Digital television broadcasting means consumers are gaining control in choosing when, what, and how they watch television programmes in this ever-increasing multichannel environment (McDowell & Walter, 2000). According to Sutherland and Sylvester (2000), there are two separate processes at work when a consumer is making a decision on the type of programme to watch: (a) the generation of alternatives and (b) the evaluation of the alternatives. By chance, in an attempt to select a programme among alternative programmes available, a viewer may come across an appealing programme. By choice, a viewer decides which programme to watch.

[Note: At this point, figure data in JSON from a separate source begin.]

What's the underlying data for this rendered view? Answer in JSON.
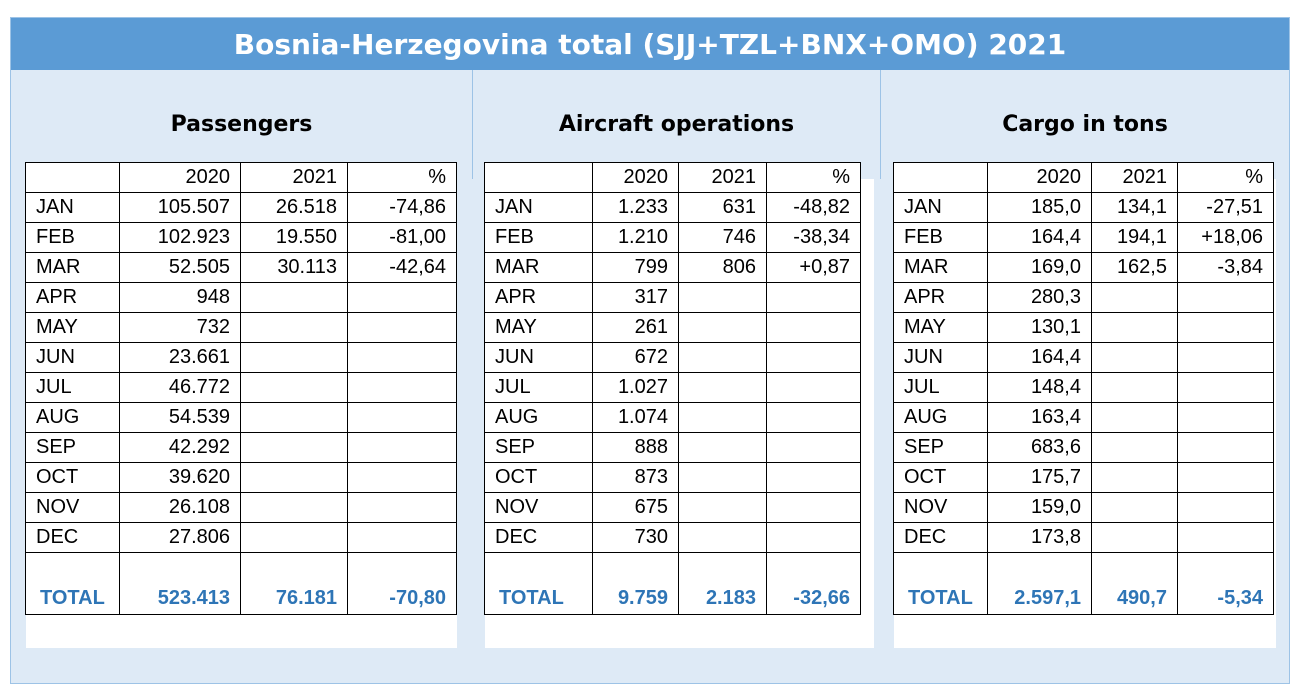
{
  "title": "Bosnia-Herzegovina total (SJJ+TZL+BNX+OMO) 2021",
  "header_cols": {
    "blank": "",
    "y2020": "2020",
    "y2021": "2021",
    "pct": "%"
  },
  "total_label": "TOTAL",
  "sections": [
    {
      "heading": "Passengers",
      "rows": [
        {
          "m": "JAN",
          "a": "105.507",
          "b": "26.518",
          "p": "-74,86"
        },
        {
          "m": "FEB",
          "a": "102.923",
          "b": "19.550",
          "p": "-81,00"
        },
        {
          "m": "MAR",
          "a": "52.505",
          "b": "30.113",
          "p": "-42,64"
        },
        {
          "m": "APR",
          "a": "948",
          "b": "",
          "p": ""
        },
        {
          "m": "MAY",
          "a": "732",
          "b": "",
          "p": ""
        },
        {
          "m": "JUN",
          "a": "23.661",
          "b": "",
          "p": ""
        },
        {
          "m": "JUL",
          "a": "46.772",
          "b": "",
          "p": ""
        },
        {
          "m": "AUG",
          "a": "54.539",
          "b": "",
          "p": ""
        },
        {
          "m": "SEP",
          "a": "42.292",
          "b": "",
          "p": ""
        },
        {
          "m": "OCT",
          "a": "39.620",
          "b": "",
          "p": ""
        },
        {
          "m": "NOV",
          "a": "26.108",
          "b": "",
          "p": ""
        },
        {
          "m": "DEC",
          "a": "27.806",
          "b": "",
          "p": ""
        }
      ],
      "total": {
        "a": "523.413",
        "b": "76.181",
        "p": "-70,80"
      }
    },
    {
      "heading": "Aircraft operations",
      "rows": [
        {
          "m": "JAN",
          "a": "1.233",
          "b": "631",
          "p": "-48,82"
        },
        {
          "m": "FEB",
          "a": "1.210",
          "b": "746",
          "p": "-38,34"
        },
        {
          "m": "MAR",
          "a": "799",
          "b": "806",
          "p": "+0,87"
        },
        {
          "m": "APR",
          "a": "317",
          "b": "",
          "p": ""
        },
        {
          "m": "MAY",
          "a": "261",
          "b": "",
          "p": ""
        },
        {
          "m": "JUN",
          "a": "672",
          "b": "",
          "p": ""
        },
        {
          "m": "JUL",
          "a": "1.027",
          "b": "",
          "p": ""
        },
        {
          "m": "AUG",
          "a": "1.074",
          "b": "",
          "p": ""
        },
        {
          "m": "SEP",
          "a": "888",
          "b": "",
          "p": ""
        },
        {
          "m": "OCT",
          "a": "873",
          "b": "",
          "p": ""
        },
        {
          "m": "NOV",
          "a": "675",
          "b": "",
          "p": ""
        },
        {
          "m": "DEC",
          "a": "730",
          "b": "",
          "p": ""
        }
      ],
      "total": {
        "a": "9.759",
        "b": "2.183",
        "p": "-32,66"
      }
    },
    {
      "heading": "Cargo in tons",
      "rows": [
        {
          "m": "JAN",
          "a": "185,0",
          "b": "134,1",
          "p": "-27,51"
        },
        {
          "m": "FEB",
          "a": "164,4",
          "b": "194,1",
          "p": "+18,06"
        },
        {
          "m": "MAR",
          "a": "169,0",
          "b": "162,5",
          "p": "-3,84"
        },
        {
          "m": "APR",
          "a": "280,3",
          "b": "",
          "p": ""
        },
        {
          "m": "MAY",
          "a": "130,1",
          "b": "",
          "p": ""
        },
        {
          "m": "JUN",
          "a": "164,4",
          "b": "",
          "p": ""
        },
        {
          "m": "JUL",
          "a": "148,4",
          "b": "",
          "p": ""
        },
        {
          "m": "AUG",
          "a": "163,4",
          "b": "",
          "p": ""
        },
        {
          "m": "SEP",
          "a": "683,6",
          "b": "",
          "p": ""
        },
        {
          "m": "OCT",
          "a": "175,7",
          "b": "",
          "p": ""
        },
        {
          "m": "NOV",
          "a": "159,0",
          "b": "",
          "p": ""
        },
        {
          "m": "DEC",
          "a": "173,8",
          "b": "",
          "p": ""
        }
      ],
      "total": {
        "a": "2.597,1",
        "b": "490,7",
        "p": "-5,34"
      }
    }
  ]
}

In the current digital age, it is the quality of content that is appropriate to target consumers that counts and not the quantity.

Literature has also identified the adoption of digital television broadcasting as an opportunity for innovation and creativity. On the one hand, the push for attention compels industrial players, particularly content producers and broadcasting companies, to conform to standards (Berman, Battino, Shipnuck, & Neus, 2007; Teixeira, 2014). On the other and, however, this technological innovation is a great threat due to the abundance of choices being provided on media outlets available. Aside from these numerous choices, content emanating from the West tends to dominate the mediascape, which is “the images of the world created by these media” (Appadurai, 1996, p. 35). The result is that consumers are further fragmented. This causes identity confusion as the influx of foreign content programmes further reduces local content, a thing which is already a problem for stakeholders as the balance between content heavily weighted towards foreign rather than local content on the platform (Ballantyne, 2002; Corwin, 2000; Stern, 1999). The challenge for stakeholders, particularly in Africa, is how to preserve the local cultural values from being adulterated by the influx of foreign programmes, since the adoption of the digital television broadcasting across the world would eventually lead to the proliferation of all television channels on all local peoples. A recent survey on TV viewership puts The Ghana Broadcasting Corporation (GBC), which was established to be an epitome of Ghana’s cultural reflexivity, at the fifth position, with an average daily viewership of 275,000 (Elliot, 2018). It behoves GBC to adopt innovations that will help attract viewers and help in maintaining the ideological and cultural brand values of the Ghanaian. This will mean getting viewers’ attention by creating a brand that aligns with viewers culture and identity.